You go to a ski resort, you buy a lift ticket, you lock in one of your feet to your board, you scoot across the snow to the lift, you ride the lift to the top of the mountain, and you snowboard on down (with a huge frozen grin on your face). The only equipment needed is your board, which is attached to your feet with bindings, and that’s it. That’s the whole process, minus the technicalities of how one actually snowboards successfully.

Cost:

$50-110 for lift tickets, depending on what slopes you are on.

Backcountry Snowboarding

Oh man, where do I even start? For the record, when the opportunity was presented to me to go backcountry snowboarding, there was not one mention of the reality of how this all works. All I heard was that there was an abandoned ski resort (in Estes Park, Colorado, for anyone interested) and people go boarding down it. Woohoo! I was in! Abandoned anything, and a ski resort no less? Sign me up.

Process:

First, you pack a backpack with all your necessary gear. Who knows what that even is? Then you attach your board to the outside of your backpack. What? Well, you have to carry it somehow, and your hands are too busy using ski poles, which, until that day I thought were essentially sissy-sticks. So your overly long board is now sticking out of your heavy backpack, and you put all of that on your back. Okay, got it. Then, you strap into snow shoes. Snow what? I didn’t even know these existed.

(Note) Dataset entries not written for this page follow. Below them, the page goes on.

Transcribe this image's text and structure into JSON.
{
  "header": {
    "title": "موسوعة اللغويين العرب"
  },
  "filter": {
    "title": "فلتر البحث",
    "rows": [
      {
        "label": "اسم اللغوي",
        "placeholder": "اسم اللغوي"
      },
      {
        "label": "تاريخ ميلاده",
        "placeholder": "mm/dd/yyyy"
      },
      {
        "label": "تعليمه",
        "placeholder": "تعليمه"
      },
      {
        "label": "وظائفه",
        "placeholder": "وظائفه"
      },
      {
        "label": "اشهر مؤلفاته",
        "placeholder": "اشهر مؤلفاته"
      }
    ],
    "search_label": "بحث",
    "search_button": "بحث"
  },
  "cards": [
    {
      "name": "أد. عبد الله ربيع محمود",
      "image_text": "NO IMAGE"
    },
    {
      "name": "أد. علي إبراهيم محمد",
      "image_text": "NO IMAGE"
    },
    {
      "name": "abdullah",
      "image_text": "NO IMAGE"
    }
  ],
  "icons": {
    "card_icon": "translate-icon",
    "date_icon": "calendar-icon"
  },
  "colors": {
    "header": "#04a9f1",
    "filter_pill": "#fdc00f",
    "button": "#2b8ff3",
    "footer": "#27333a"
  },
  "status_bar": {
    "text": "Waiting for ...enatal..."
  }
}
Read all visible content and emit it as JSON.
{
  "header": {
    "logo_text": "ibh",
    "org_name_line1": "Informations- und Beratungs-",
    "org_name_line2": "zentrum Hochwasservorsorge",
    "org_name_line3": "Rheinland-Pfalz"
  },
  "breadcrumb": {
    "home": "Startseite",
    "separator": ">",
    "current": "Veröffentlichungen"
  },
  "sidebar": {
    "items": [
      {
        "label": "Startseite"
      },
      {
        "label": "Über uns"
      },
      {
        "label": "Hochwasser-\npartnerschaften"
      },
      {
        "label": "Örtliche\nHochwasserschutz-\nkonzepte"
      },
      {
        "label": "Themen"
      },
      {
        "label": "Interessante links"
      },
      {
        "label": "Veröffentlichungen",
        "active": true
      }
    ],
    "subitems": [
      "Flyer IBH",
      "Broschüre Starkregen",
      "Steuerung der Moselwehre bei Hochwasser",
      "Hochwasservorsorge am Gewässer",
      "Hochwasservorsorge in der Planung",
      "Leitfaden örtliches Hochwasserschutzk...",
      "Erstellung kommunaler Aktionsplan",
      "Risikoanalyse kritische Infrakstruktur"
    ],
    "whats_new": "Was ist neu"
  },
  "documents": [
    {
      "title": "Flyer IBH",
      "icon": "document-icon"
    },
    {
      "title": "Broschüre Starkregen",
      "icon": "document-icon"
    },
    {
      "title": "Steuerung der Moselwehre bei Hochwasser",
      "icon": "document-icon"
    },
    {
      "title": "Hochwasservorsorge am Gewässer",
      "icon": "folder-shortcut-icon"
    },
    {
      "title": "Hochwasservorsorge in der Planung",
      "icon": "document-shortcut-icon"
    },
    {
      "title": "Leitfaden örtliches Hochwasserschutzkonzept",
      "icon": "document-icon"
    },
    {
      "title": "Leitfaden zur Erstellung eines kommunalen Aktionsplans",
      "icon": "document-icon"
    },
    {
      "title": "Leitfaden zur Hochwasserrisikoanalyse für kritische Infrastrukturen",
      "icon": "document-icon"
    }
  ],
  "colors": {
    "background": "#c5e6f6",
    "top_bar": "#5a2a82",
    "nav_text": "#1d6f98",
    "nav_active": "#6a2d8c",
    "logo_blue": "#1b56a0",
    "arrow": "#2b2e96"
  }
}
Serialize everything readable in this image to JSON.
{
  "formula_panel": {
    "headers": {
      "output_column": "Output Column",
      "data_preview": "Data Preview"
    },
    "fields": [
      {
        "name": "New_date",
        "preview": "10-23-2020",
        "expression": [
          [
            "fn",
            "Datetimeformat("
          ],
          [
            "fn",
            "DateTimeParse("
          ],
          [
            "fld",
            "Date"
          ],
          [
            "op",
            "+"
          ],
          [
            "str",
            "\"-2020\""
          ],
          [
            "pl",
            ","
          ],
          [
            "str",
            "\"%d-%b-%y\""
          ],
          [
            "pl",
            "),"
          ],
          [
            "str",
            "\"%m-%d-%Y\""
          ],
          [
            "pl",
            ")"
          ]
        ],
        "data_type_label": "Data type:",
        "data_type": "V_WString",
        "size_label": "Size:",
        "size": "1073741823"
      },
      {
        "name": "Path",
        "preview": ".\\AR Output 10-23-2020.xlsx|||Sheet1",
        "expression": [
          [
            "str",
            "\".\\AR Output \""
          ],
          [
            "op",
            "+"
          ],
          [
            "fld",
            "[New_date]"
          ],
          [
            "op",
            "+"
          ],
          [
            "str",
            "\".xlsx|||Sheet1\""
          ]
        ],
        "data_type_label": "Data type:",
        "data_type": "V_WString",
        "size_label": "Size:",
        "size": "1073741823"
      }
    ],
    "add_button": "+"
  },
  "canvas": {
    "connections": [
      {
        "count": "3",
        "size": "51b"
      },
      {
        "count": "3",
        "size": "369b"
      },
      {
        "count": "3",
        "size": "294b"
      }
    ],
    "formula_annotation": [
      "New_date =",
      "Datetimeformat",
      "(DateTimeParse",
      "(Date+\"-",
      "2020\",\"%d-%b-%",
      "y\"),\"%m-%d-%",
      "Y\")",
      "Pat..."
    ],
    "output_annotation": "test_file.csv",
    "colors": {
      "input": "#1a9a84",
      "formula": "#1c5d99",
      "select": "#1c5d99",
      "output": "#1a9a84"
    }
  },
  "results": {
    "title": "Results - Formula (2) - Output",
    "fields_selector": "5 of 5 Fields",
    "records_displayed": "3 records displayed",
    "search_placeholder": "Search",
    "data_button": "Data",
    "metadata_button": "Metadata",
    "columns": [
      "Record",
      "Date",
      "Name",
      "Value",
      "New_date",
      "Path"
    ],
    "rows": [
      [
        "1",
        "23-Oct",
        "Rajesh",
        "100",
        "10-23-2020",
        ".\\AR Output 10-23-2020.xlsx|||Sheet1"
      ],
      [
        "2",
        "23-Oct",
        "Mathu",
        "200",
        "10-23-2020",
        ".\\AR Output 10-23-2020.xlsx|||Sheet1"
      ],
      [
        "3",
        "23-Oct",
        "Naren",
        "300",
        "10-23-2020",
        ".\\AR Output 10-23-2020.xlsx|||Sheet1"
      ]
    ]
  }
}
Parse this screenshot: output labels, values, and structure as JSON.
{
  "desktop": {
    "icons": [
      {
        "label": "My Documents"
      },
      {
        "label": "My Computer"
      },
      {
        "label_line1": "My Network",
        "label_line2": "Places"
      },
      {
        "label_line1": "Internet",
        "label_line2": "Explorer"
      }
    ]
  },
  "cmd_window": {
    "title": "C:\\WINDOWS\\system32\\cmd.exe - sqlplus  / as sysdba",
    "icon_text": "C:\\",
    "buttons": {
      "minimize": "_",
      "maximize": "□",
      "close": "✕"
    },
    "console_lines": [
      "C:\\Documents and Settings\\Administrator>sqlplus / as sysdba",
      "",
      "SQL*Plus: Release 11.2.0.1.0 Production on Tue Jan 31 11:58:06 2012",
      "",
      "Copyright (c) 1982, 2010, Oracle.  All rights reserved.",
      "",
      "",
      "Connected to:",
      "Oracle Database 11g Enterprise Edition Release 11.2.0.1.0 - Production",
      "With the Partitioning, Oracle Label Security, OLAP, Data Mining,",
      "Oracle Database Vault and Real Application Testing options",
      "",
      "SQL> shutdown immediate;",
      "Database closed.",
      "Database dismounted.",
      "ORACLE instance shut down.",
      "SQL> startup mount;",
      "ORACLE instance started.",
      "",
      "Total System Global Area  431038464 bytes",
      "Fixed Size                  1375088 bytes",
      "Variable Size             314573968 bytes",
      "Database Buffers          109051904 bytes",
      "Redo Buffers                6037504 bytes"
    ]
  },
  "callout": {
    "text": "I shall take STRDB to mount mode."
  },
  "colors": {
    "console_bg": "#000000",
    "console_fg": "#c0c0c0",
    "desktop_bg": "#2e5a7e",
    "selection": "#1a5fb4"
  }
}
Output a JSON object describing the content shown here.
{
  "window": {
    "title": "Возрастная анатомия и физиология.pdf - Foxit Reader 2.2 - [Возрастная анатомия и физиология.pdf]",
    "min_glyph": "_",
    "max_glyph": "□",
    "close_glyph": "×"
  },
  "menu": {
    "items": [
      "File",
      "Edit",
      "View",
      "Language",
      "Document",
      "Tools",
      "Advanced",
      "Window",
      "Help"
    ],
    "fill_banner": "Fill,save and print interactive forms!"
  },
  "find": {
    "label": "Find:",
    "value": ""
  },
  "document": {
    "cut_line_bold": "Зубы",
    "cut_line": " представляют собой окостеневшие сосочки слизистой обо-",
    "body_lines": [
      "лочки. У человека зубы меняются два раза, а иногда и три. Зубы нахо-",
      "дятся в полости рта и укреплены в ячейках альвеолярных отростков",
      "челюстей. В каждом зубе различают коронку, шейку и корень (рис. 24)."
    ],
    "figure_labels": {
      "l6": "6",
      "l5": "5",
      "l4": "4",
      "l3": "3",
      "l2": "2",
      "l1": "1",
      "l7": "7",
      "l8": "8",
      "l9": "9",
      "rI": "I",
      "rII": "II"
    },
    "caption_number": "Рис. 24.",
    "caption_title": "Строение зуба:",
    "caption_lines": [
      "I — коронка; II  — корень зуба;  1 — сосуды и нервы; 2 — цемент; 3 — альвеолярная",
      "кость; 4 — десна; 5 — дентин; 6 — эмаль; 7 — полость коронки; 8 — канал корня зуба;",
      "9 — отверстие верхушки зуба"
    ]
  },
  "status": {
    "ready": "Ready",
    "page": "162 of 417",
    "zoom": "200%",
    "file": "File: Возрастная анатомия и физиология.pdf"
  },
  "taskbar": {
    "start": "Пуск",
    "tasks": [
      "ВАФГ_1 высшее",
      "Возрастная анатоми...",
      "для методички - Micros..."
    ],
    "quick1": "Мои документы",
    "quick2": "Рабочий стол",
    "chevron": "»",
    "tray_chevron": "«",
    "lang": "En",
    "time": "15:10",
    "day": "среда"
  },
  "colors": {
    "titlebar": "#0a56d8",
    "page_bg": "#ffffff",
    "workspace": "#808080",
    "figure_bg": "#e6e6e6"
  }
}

Related: Real Estate Investing is Just like Surfing

You are now harnessed into these long, wide, bright orange platforms that you walk through the snow with. They aren’t awkward at all {insert eyebrow-raised face here}. Then you are handed the sissy-sticks. You now have your sticks, your bright-orange huge footies, your board creeping out from behind your back hitting you in the head, and a look of concern on your face. But! No problem, you’re an athlete and hello, this is an abandoned ski resort! Doesn’t get better than this for cool points and Instagram.

Now, it’s time to start up the mountain. I have no idea why I didn’t think further into this when it was initially proposed to me, but here we went. You start walking. It’s kind of flat at first, no biggie (a little weird with your big orange shoes, but whatevs). Then you get to the part where the uphill starts. Remember, you are walking directly up to the top of a ski mountain, so it’s decently steep — steeper than you probably realize from your normal boarding or skiing because you go side-to-side going down the mountain (unless you’re a downhill skier with a death wish).

Now you are walking straight up. Straight…up. Well, something else happens as you climb the mountain that you probably hadn’t thought of. The higher up the mountain, the fresher the powder gets. What happens then? Well each time you put one of those big orange snow shoes down into the snow, it goes about an extra 3-5” in than if you were walking on packed snow. The problem? If your foot goes in an extra 3-5”, you have to pull it back out an extra 3-5”. Let me tell you about some snow shoes, 3-5”, and some Achilles tendons!

In my case, we walked a solid 1,000′ up the mountain. It’s not totally relevant, but I think worth noting is that I live at sea level, and this 1,000′ straight-up climb through fresh powder in snow shoes was happening around 10,000′ in altitude. I THOUGHT I WAS GOING TO DIE. Or my lungs were going to collapse, or… all I know is that is the first time I’ve ever used caps in a blog I’ve written. It was that severe.

Here’s proof this really happened:

Back to the point: so, you walk straight up the mountain, in your snow shoes, with your snowboard hitting you in the head and your Achilles tendons ripping apart thread-by-thread, and then you are at the top (or in my case, your lungs can’t make it to the top, so you stop short).